Agosto 2022. Prendo in mano lo smartphone per la mia dose quotidiana di cazzeggio e, dalle stories Instagram dell’amico Marco Ramon, scopro che è morta Olivia Newton John. Lei per me era un mito. Era l’ingenua fidanzatina di John Travolta in Grease, capace di trasformarsi in sex bomb (mai riuscito alla sottoscritta cresciuta a kilt, maglioni di Shetland e mocassini), nonché la popstar che nel 1981 faceva ballare il mondo sulle note di Physical. Lo chiamo per commentare la notizia e decidiamo di organizzare una Grease night in suo onore. È iniziata così la storia di Hashi Rituals, la società che organizza funeral party, rituali funebri bespoke (su misura, ndr), che Marco ed io abbiamo fondato insieme alla terza e insostituibile socia, Alessandra Lucchini.

Un nuovo modo di vivere il lutto

La sera della Grease night, Marco arriva troppo tardi per guardare il film, ma con una selezione di vini da fare impallidire i Ceretto. Entrambi lavoriamo nella moda, io come giornalista e lui alla guida di una importante agenzia di organizzazione eventi per il mondo del lusso, il profilo perfetto con cui trasformare in realtà un’idea che da un po’ mi gira in testa. Quando vado a un funerale, quasi sempre mi sento a disagio. Appartengo a una generazione per la quale se qualcuno di caro muore, tutti vanno al funerale, bambini inclusi. Anche a me la morte fa paura, solo fin da piccola mi hanno abituata a considerarla parte della vita, perciò non rifuggo il confronto, a differenza dei più. Dal «Non vado perché mi fanno impressione i cimiteri» al «Non so cosa dire» sono molte le scuse per dribblare una cerimonia funebre, senza contare il problema più comune, cioè la spersonalizzazione del rito.

In Italia, gran parte delle esequie si svolge in chiesa, sebbene spesso i defunti e le loro famiglie la chiesa non la frequentino dai tempi della cresima. Ricordo la cerimonia toccante in onore di una giovane donna molto legata alla comunità cattolica della sua città. Credenti o meno, tutti eravamo usciti dalla funzione con un profondo senso di connessione che mi è rimasto nel cuore. La norma è però fatta di gente ignara di quando sedersi o stare in piedi come del Padre Nostro. Probabilmente prova anche a disagio nel pensare quanto il nonno in vita fosse allergico a ogni forma di religione. E mi dispiace anche per il povero celebrante, costretto alla semplificazione massima, sperando di non confondersi col nome.

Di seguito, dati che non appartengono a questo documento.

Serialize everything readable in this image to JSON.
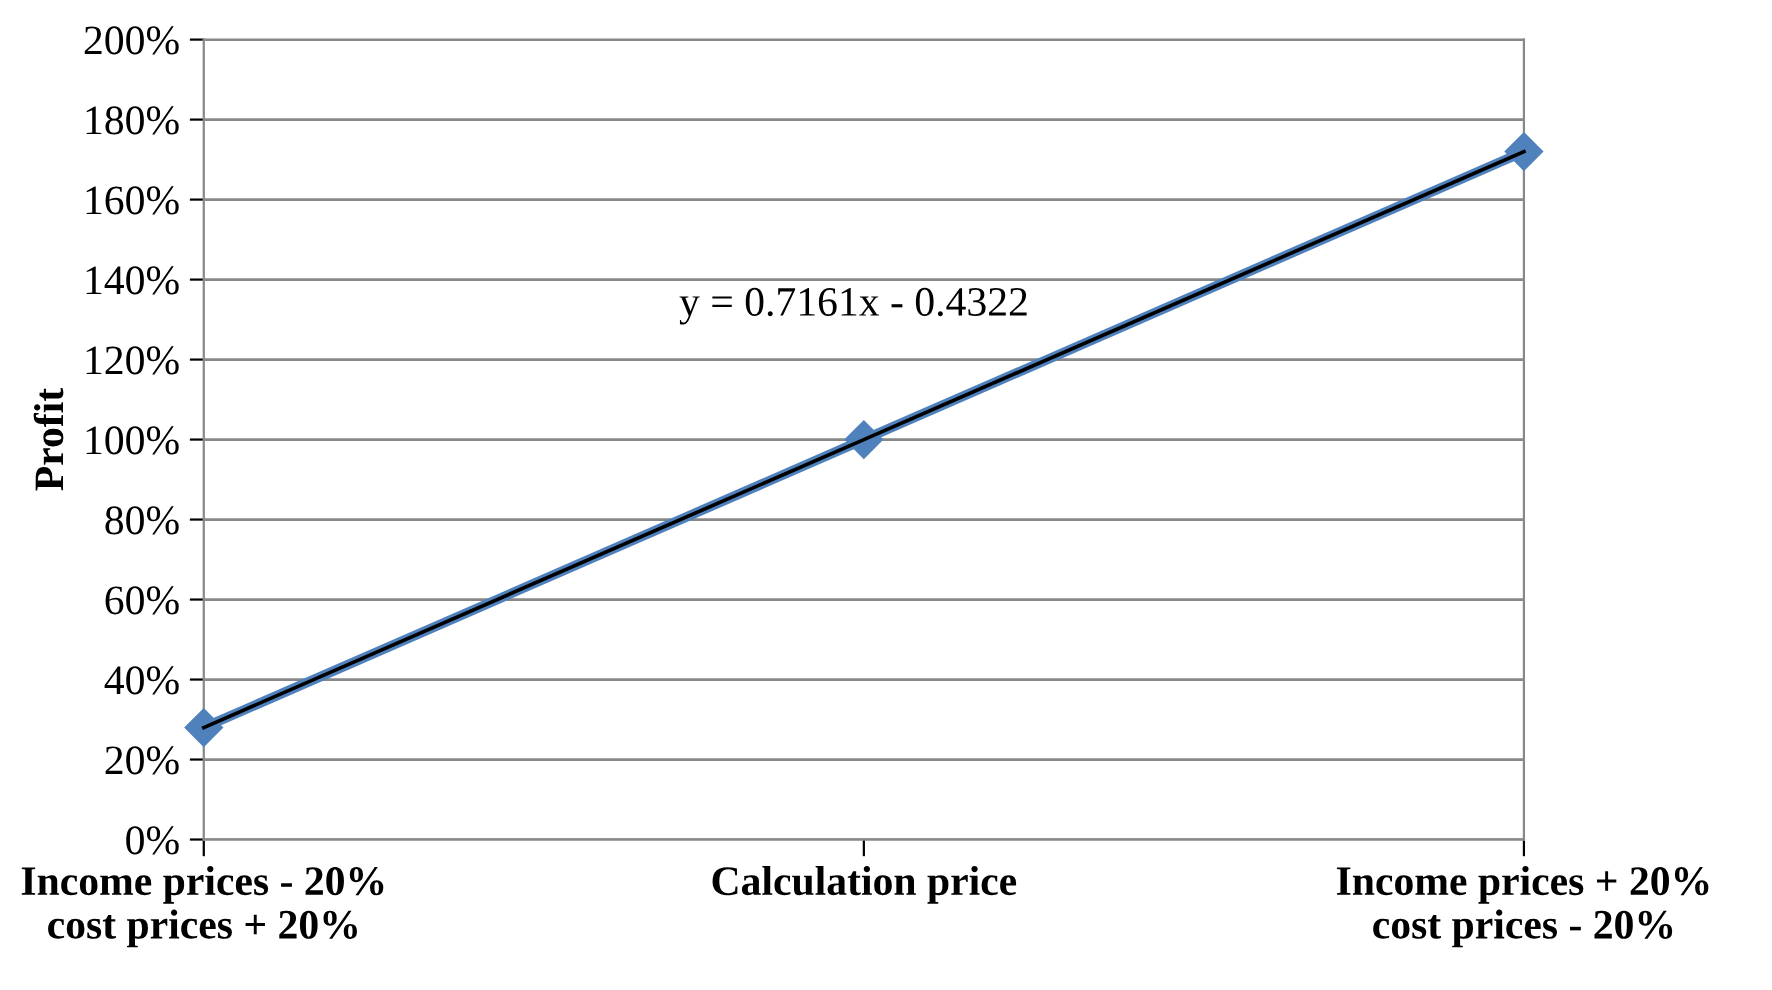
{
  "chart_data": {
    "type": "line",
    "ylabel": "Profit",
    "categories": [
      "Income prices - 20%\ncost prices + 20%",
      "Calculation price",
      "Income prices + 20%\ncost prices - 20%"
    ],
    "series": [
      {
        "color": "#4f81bd",
        "values": [
          28,
          100,
          172
        ],
        "marker": "diamond"
      },
      {
        "color": "#000000",
        "values": [
          28,
          100,
          172
        ],
        "marker": "none"
      }
    ],
    "ylim": [
      0,
      200
    ],
    "yticks": [
      {
        "value": 0,
        "label": "0%"
      },
      {
        "value": 20,
        "label": "20%"
      },
      {
        "value": 40,
        "label": "40%"
      },
      {
        "value": 60,
        "label": "60%"
      },
      {
        "value": 80,
        "label": "80%"
      },
      {
        "value": 100,
        "label": "100%"
      },
      {
        "value": 120,
        "label": "120%"
      },
      {
        "value": 140,
        "label": "140%"
      },
      {
        "value": 160,
        "label": "160%"
      },
      {
        "value": 180,
        "label": "180%"
      },
      {
        "value": 200,
        "label": "200%"
      }
    ],
    "grid": "y",
    "legend": false,
    "line_style": "solid",
    "annotations": [
      "y = 0.7161x - 0.4322"
    ]
  }
}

I funeral party di Hashi Rituals sono eventi su misura

Nel 2024 ci dev’essere un altro modo di rapportarsi al distacco. Un contenitore di emozioni, abbracci, pensieri e parole adatto al background culturale di chi resta e di chi è entrato in un’altra dimensione. Non solo, forse se recuperiamo uno spazio/tempo denso di significati potremo anche riscoprire quel barlume di luce che segue la notte più nera. Da qui siamo partiti Marco e io nel costruire Hashi insieme alla terza socia Alessandra, che da una vita avvia e supervisiona produzioni editoriali di alto livello ed è altrettanto convinta della necessità di vivere appieno il distacco dalle persone care. Organizziamo cene intime, falò in mezzo alla natura (non in agosto in Sicilia!), concerti di voci bianche, serate di karaoke emozionale e perché no, un party in discoteca se chi si vuole ricordare lì ha vissuto i momenti più belli della sua vita. Tutto parte da una attenta fase di ascolto di chi ci ha cercati per comprenderne i desideri e tradurli in un evento tagliato su misura, anche nel budget non per forza importante.

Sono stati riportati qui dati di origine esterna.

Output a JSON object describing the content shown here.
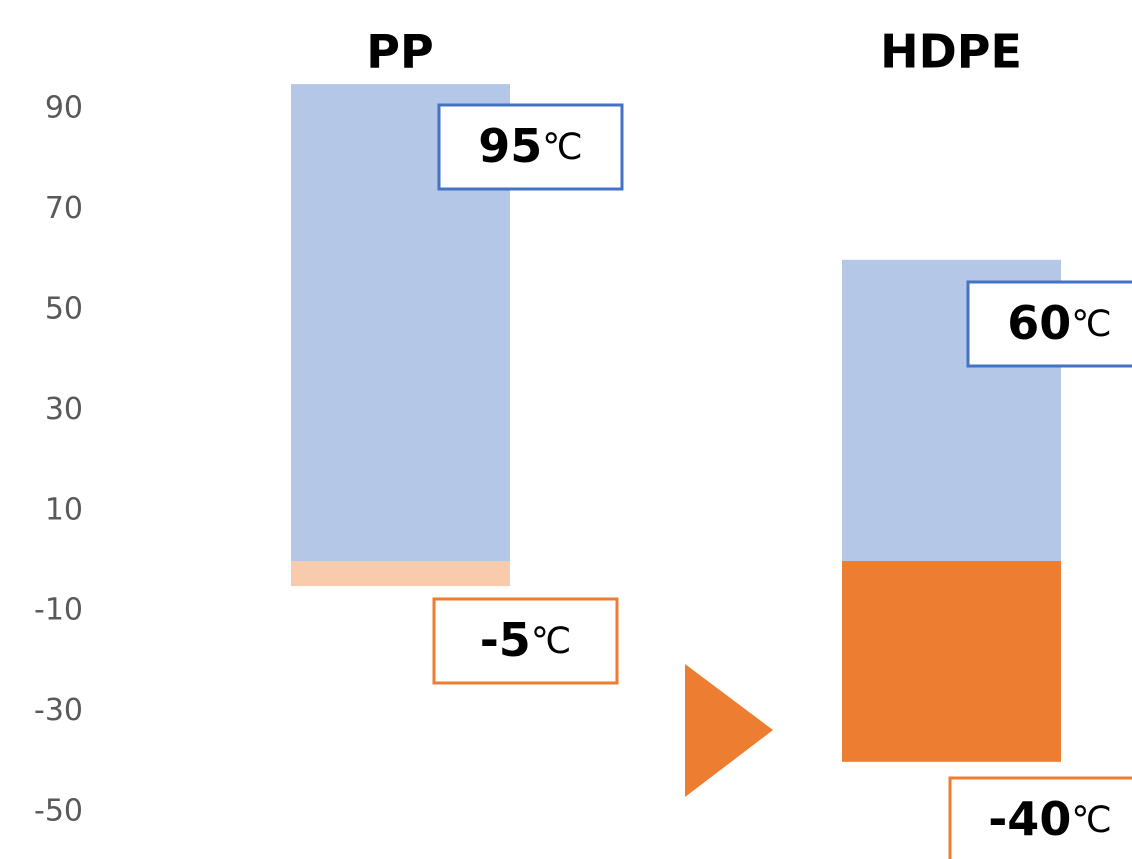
{
  "chart_data": {
    "type": "bar",
    "categories": [
      "PP",
      "HDPE"
    ],
    "series": [
      {
        "values": [
          95,
          60
        ],
        "color": "#B4C7E7"
      },
      {
        "values": [
          -5,
          -40
        ],
        "colors": [
          "#F8CBAD",
          "#ED7D31"
        ]
      }
    ],
    "yticks": [
      90,
      70,
      50,
      30,
      10,
      -10,
      -30,
      -50
    ],
    "ylim": [
      -52,
      100
    ],
    "unit": "℃",
    "labels": [
      {
        "category": "PP",
        "series": 0,
        "value": 95,
        "number": "95",
        "border": "#4472C4"
      },
      {
        "category": "PP",
        "series": 1,
        "value": -5,
        "number": "-5",
        "border": "#ED7D31"
      },
      {
        "category": "HDPE",
        "series": 0,
        "value": 60,
        "number": "60",
        "border": "#4472C4"
      },
      {
        "category": "HDPE",
        "series": 1,
        "value": -40,
        "number": "-40",
        "border": "#ED7D31"
      }
    ],
    "arrow_color": "#ED7D31",
    "grid": false,
    "legend": "none"
  }
}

Hashi Rituals, noi che cerchiamo di far parlare l’anima

Ma cosa c’entrate voi della moda con il mondo delle pompe funebri, ci dicono alle volte. Niente perché non ci occupiamo della gestione della salma. Molto perché possiamo arricchire di simbologie e senso un contesto da cui trarre molti spunti di crescita interiore. L’essere fashion people per noi è un plus. Quattro volte all’anno partecipiamo a dei rituali laici unici nel proprio genere, le sfilate. Dagli indimenticabili show d’alta moda di John Galliano, ai tempi in cui disegnava Dior all’ironia irriverente di Moschino. Dallo charme parisienne di Chanel con Karl Lagerfeld alle trovate sorprendenti di Alessandro Michele nel suo periodo Gucci. Ogni passerella racconta una storia. Ti prende per mano, ti porta a esplorare un mondo e lo fa con un’attenzione per i dettagli. La stessa che ci mettiamo noi di Hashi Rituals, solo che anziché dare spazio ai vestiti, cerchiamo di far parlare l’anima.